This waiting-room at the Barracks had housed people of divers and many sorts during its brief history; it had harbored strained faces, it had been the scene of strong emotional conflicts, but never, perhaps, had its narrow walls encompassed emotions in wider contrast than those experienced by the four silent women who waited there at this moment. One object of interest dominated the thoughts of each of them. These thoughts were similar in nature and sprang from the same starting-point. Curiously enough, however, they took channels as wide apart as the poles.
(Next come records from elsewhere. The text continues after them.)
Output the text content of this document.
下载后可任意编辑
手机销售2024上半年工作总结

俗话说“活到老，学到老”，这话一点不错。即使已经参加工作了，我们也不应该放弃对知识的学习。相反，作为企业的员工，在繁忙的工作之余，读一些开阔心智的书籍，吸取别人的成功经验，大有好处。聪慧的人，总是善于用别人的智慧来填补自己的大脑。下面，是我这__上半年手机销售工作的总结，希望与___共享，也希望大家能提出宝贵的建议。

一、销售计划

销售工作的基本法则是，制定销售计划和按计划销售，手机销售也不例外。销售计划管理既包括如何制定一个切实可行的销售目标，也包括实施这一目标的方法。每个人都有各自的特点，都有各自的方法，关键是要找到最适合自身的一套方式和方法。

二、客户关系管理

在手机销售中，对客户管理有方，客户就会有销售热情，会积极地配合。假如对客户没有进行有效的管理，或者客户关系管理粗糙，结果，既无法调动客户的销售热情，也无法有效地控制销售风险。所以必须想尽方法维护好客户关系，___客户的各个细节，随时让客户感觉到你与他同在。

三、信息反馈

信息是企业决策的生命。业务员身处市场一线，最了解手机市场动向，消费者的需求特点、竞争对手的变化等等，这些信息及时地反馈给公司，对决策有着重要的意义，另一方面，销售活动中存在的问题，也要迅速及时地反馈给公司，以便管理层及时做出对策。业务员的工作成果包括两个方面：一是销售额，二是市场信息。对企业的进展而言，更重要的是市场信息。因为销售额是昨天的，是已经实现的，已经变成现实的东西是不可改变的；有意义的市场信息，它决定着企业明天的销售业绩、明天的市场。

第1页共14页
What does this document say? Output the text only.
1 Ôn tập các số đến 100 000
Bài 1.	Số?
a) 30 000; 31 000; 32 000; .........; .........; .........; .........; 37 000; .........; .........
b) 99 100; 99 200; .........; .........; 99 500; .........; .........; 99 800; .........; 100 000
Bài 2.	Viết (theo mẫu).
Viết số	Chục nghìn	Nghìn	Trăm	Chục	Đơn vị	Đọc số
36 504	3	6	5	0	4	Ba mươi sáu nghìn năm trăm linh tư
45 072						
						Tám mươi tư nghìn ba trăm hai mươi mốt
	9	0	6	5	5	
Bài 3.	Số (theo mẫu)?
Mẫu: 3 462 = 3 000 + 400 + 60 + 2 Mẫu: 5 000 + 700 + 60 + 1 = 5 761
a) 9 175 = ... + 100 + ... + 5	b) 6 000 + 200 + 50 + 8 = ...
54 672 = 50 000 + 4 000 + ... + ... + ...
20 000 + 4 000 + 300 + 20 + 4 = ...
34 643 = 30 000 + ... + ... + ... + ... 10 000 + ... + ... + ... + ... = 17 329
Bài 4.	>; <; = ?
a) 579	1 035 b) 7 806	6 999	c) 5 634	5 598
Josephine Cavendish had heard just enough about the incidents of the previous night to awaken her apprehensions and to stir her feeling of loyalty to the depths. The suggestion that Pierce Phillips was in the slightest degree responsible for the death of Count Courteau had roused her indignation and her fighting-blood. Unable to endure the suspense of idle waiting, she had sought relief by assuming a sort of sentinel post where she could watch developments. It was something to be close to his affairs. It was next to being close to him; hence the reason of her presence and her insistence upon remaining.
In her mind there had never been the slightest question of Pierce’s innocence; any doubt of it, expressed or implied, awoke in her a sharp and bitter antagonism quite remarkable; no bird could have flown quicker to the aid of her chick, no wolf mother could have bristled more ferociously at threat to her cub, than did this serene, inexperienced girl-woman at hint of peril to Pierce Phillips. And yet, on the surface, at least, she and Pierce were only friends. He had never voiced a word of love to her. But--of what use are words when hearts are full and when confession lurks in every glance, every gesture; when every commonplace is thrilling and significant?